Por un lado, las personas con más contexto aumentan enormemente su capacidad para analizar, diseñar, decidir y liderar. Por el otro, quienes están más cerca de la ejecución empiezan a trabajar acompañados por agentes que construyen, validan, documentan, revisan y operan junto a ellos. Cuando ambos extremos crecen a la vez, buena parte del trabajo que históricamente ocurría en el medio se redistribuye de forma natural. No porque alguien lo elimine, sino porque deja de ser necesario. En lo que va del año eso se tradujo en quitar entre una y dos capas de management por área: no por recorte, sino porque el propio cambio las volvió innecesarias y nos permitió expandir horizontalmente y multiplicar nuestros micro-squads, generando más capacidad de producción y aumentando el throughput de ingeniería. 

La distancia entre una idea y su ejecución se acorta, y buena parte de la energía que antes se consumía coordinando queda disponible para construir. Ahí aparecieron los micro-squads: equipos más chicos, más autónomos, en una organización más horizontal. El objetivo dejó de ser optimizar una estructura por mandato y pasó a ser multiplicar la cantidad de equipos capaces de generar delivery real.

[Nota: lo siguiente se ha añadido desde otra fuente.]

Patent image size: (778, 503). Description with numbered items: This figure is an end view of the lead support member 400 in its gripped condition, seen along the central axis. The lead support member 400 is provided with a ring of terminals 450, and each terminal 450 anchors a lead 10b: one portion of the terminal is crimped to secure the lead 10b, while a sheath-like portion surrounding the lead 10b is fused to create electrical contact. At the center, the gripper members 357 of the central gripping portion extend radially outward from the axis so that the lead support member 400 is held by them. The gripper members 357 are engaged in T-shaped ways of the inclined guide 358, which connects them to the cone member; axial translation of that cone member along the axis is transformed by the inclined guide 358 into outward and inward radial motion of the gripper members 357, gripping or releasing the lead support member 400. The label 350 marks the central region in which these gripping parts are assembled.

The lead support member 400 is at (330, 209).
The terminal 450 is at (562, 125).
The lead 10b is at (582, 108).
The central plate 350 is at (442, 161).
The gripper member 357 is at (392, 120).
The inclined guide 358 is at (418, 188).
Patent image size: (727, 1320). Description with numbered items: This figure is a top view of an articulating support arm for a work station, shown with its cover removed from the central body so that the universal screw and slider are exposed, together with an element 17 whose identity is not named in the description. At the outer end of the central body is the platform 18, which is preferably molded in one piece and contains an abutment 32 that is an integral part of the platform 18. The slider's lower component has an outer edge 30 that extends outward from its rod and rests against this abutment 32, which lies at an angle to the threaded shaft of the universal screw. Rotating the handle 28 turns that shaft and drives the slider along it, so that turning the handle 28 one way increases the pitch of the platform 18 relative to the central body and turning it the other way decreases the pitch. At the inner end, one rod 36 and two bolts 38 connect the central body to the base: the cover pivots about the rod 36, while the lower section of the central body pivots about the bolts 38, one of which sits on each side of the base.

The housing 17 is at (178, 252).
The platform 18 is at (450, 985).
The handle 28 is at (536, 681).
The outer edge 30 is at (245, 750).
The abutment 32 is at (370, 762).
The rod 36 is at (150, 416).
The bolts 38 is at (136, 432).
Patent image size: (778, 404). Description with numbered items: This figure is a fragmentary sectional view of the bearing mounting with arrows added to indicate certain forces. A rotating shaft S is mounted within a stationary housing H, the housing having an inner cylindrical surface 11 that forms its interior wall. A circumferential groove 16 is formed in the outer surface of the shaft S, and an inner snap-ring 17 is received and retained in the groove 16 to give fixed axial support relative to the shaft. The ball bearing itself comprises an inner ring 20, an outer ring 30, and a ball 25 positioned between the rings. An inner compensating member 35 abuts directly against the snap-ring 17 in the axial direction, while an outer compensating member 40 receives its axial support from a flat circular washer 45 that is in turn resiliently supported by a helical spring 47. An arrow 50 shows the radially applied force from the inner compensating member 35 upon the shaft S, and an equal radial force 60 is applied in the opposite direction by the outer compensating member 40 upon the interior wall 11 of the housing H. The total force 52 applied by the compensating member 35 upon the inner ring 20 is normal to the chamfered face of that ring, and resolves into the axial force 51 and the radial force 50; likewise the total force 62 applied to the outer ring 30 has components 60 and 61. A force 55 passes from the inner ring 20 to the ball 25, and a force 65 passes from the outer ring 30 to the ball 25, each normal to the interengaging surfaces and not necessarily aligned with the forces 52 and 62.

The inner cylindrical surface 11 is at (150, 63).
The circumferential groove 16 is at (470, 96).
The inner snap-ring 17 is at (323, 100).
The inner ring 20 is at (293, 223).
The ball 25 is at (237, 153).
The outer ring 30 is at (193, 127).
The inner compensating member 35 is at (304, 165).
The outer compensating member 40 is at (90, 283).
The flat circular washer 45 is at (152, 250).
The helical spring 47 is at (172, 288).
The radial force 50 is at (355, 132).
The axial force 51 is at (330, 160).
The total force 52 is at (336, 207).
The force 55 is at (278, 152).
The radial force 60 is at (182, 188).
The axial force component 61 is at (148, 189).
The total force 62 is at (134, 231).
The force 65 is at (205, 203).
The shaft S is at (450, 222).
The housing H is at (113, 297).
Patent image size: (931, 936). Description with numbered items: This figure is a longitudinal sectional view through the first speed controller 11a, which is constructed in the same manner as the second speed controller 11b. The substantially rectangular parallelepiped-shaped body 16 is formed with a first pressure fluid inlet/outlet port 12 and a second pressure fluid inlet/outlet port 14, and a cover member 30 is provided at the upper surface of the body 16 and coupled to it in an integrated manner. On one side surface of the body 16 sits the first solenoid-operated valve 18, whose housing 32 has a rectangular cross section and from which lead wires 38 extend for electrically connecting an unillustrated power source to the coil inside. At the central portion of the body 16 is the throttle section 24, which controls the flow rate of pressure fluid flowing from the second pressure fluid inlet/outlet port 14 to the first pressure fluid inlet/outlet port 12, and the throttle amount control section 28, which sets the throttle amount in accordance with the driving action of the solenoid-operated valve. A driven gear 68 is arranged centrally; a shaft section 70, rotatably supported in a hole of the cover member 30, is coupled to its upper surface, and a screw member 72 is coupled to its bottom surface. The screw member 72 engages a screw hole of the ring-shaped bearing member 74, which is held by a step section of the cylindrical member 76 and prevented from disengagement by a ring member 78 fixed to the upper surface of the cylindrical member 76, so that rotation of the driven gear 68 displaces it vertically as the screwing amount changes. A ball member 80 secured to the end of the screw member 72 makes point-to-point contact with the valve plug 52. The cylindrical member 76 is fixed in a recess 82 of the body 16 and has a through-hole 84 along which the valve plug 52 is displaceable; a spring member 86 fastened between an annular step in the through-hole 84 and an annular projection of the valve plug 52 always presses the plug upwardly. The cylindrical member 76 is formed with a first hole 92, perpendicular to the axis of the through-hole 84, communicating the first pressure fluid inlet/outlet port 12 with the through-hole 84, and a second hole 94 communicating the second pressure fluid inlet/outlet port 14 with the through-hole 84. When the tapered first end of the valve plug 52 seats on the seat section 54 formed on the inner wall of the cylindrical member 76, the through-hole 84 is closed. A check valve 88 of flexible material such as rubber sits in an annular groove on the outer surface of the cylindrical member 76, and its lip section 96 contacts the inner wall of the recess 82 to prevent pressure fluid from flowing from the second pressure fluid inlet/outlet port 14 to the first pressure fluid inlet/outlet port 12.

Para mí, esa es una de las diferencias más importantes entre adoptar herramientas de AI y construir una organización AI-Native: la primera busca eficiencia; la segunda busca transformar la organización en una versión realmente superior a la anterior.

No es solo software

Si tuviera que resumir todo este recorrido en una sola idea, sería esta: la inteligencia artificial no está cambiando únicamente la forma en que construimos software. Es un salto generacional en la forma en que se construyen los negocios digitales.

Aparece una nueva generación de ingenieros con capacidades amplificadas por la AI, en línea con un concepto sobre el que vengo escribiendo hace años y que hoy está más vigente que nunca: el product engineer. Un rol de tecnología mucho más amplio que el tradicional, inmerso no solo en la tecnología que construye software, sino en el entendimiento profundo del producto, el negocio y la operación punta a punta de la empresa.

Lo tomo como lo que es: un compromiso con la evolución. No con una idea abstracta de transformación, sino con la evolución hacia una Pomelo superior a la que teníamos hace un año. Y esto recién empieza.